Pom Pom Island rises less than two meters above the high-tide line, a flat disc of sand and pandanus trees surrounded by a fringing reef four kilometers long. The reef flat is narrow on the western side, just 50 to 75 meters wide, but expands to several hundred meters around most of the island. Beyond the reef edge, the seabed drops sharply. The island sits on the edge of the continental shelf, and the surrounding waters plunge to depths of 100 to 130 meters. Deep, nearly vertical walls begin at 27 to 30 meters at the northern tip, the eastern plateau, and a site divers call the lobster wall. When the tide runs strong, these walls become corridors for drift dives past seafans and pelagic fish.
A study by UMS, WWF, Sabah Parks, and the Naturalis Biodiversity Center in the Netherlands found a record 43 species of mushroom corals in the nearby Tun Sakaran Marine Park and suggested the region may hold the world's highest marine biodiversity. The fish team encountered 844 species in the broader Semporna area. On Pom Pom itself, ongoing surveys by the Tropical Research and Conservation Centre have catalogued over 220 fish species and more than 250 coral species. The macro life is extraordinary. Mimic octopuses, wonderpus, bobtail squids, spike-fin gobies, metallic shrimp gobies, and frogfish of every variety, giant, painted, and clown, populate the shallows in front of the resorts. The water temperature stays between 25 and 29 degrees Celsius year-round, and the island sits below the monsoon belt, giving it reliable weather with only occasional short squalls.

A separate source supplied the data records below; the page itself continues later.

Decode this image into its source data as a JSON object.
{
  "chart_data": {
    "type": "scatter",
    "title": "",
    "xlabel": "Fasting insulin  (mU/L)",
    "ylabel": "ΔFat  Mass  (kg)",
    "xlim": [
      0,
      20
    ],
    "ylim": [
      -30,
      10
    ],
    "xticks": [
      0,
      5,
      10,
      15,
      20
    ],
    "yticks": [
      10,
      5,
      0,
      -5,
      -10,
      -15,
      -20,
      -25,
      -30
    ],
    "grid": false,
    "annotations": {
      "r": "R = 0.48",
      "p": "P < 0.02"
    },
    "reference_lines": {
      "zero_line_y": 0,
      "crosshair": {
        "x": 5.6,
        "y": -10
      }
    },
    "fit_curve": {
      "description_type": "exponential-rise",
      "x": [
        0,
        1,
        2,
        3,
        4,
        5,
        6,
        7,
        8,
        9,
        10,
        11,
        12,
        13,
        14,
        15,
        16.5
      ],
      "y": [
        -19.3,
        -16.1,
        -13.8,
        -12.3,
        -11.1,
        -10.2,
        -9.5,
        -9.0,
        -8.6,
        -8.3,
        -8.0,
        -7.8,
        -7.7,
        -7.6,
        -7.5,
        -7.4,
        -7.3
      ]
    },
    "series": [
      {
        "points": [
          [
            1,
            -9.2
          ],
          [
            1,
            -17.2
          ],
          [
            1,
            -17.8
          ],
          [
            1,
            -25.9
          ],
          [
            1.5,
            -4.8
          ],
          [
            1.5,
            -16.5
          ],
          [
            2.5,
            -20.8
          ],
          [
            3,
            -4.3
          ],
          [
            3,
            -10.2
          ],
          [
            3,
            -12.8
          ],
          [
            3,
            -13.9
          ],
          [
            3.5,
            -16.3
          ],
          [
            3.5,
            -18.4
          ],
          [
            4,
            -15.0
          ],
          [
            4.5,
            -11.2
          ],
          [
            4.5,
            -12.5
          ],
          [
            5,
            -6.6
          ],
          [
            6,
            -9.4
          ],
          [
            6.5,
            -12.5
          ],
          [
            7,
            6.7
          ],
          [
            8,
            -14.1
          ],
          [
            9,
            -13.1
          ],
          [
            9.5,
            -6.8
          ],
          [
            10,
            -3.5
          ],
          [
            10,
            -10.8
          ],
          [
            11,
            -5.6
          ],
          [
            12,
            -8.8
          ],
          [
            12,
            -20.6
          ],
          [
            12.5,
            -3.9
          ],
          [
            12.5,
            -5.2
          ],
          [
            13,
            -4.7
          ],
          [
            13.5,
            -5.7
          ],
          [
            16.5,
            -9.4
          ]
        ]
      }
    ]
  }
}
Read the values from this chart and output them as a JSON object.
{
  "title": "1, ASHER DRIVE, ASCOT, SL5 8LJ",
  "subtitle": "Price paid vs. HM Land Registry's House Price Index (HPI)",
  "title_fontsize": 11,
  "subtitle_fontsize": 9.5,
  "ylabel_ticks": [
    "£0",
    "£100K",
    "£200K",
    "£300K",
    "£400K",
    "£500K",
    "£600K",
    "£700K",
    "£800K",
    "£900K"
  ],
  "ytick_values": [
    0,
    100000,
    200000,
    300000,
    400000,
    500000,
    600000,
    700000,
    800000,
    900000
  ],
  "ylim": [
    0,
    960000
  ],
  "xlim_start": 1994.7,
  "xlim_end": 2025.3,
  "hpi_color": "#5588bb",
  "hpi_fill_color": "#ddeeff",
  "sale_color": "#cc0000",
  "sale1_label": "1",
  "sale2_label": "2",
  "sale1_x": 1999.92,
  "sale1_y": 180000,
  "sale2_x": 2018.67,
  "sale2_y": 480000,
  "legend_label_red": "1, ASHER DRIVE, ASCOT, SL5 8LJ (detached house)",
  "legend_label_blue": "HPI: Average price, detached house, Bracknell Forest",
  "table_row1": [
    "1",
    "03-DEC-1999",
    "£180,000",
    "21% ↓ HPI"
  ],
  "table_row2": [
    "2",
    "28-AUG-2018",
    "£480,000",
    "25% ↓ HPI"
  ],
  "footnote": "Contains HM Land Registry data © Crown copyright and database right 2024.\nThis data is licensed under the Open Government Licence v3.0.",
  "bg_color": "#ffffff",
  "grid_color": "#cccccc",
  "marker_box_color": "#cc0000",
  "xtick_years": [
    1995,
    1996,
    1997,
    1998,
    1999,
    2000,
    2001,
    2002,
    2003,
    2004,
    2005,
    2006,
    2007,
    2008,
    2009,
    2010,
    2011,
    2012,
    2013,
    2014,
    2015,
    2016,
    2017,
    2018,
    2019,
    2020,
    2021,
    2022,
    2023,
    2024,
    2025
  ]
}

Both green and hawksbill turtles nest on Pom Pom's beaches, making the island one of six nesting sites among the northeast Semporna islands. Green turtles nest year-round, with peak activity from May to September. Hawksbills nest in smaller numbers but are regularly seen on the reef, territorial creatures with favored spots at the lobster wall, the north tip, and a site called Magic Rocks. Conservation on the island is practical rather than bureaucratic. The two dive resorts and the Tropical Research and Conservation Centre work to reduce fishing pressure, and TRACC's volunteers replant damaged reef sections, coral fragment by coral fragment. The northeast side of the island is eroding, and Pom Pom Island Resort has constructed a sea wall at the high-tide line to stabilize the shoreline. It is the kind of small-scale intervention that reveals how precarious a two-meter-high island's existence really is.
Pom Pom's remoteness is part of its appeal and part of its vulnerability. There is no public transport to the island; resorts ferry their own guests, and the boat ride from Semporna takes 35 to 60 minutes. Both Pom Pom and nearby Mataking were featured in the 1998 season of Expedition Robinson, the Swedish reality show known internationally as Survivor. But the island made darker headlines in November 2013, when Abu Sayyaf militants raided a resort, killing a Taiwanese tourist and kidnapping his wife. She was taken to the Sulu Archipelago in the southern Philippines before being rescued. The attack was a stark reminder that these beautiful, remote waters sit at the intersection of multiple national boundaries and long-standing regional tensions. Security has since increased across eastern Sabah, but the geography remains what it has always been: a scattering of islands in contested seas.
Located at approximately 4.60N, 118.86E in the Celebes Sea, roughly 30 km northeast of Semporna, Sabah. The island is visible from altitude as a small, densely vegetated sand island with a clearly defined reef ring. Nearby islands include Mataking and Kalapuan. Nearest airport is Tawau Airport (WBKW), approximately 90 km to the south. The Tun Sakaran Marine Park islands are visible to the west. Best viewed at 3,000-5,000 feet to see the reef structure and surrounding deep water.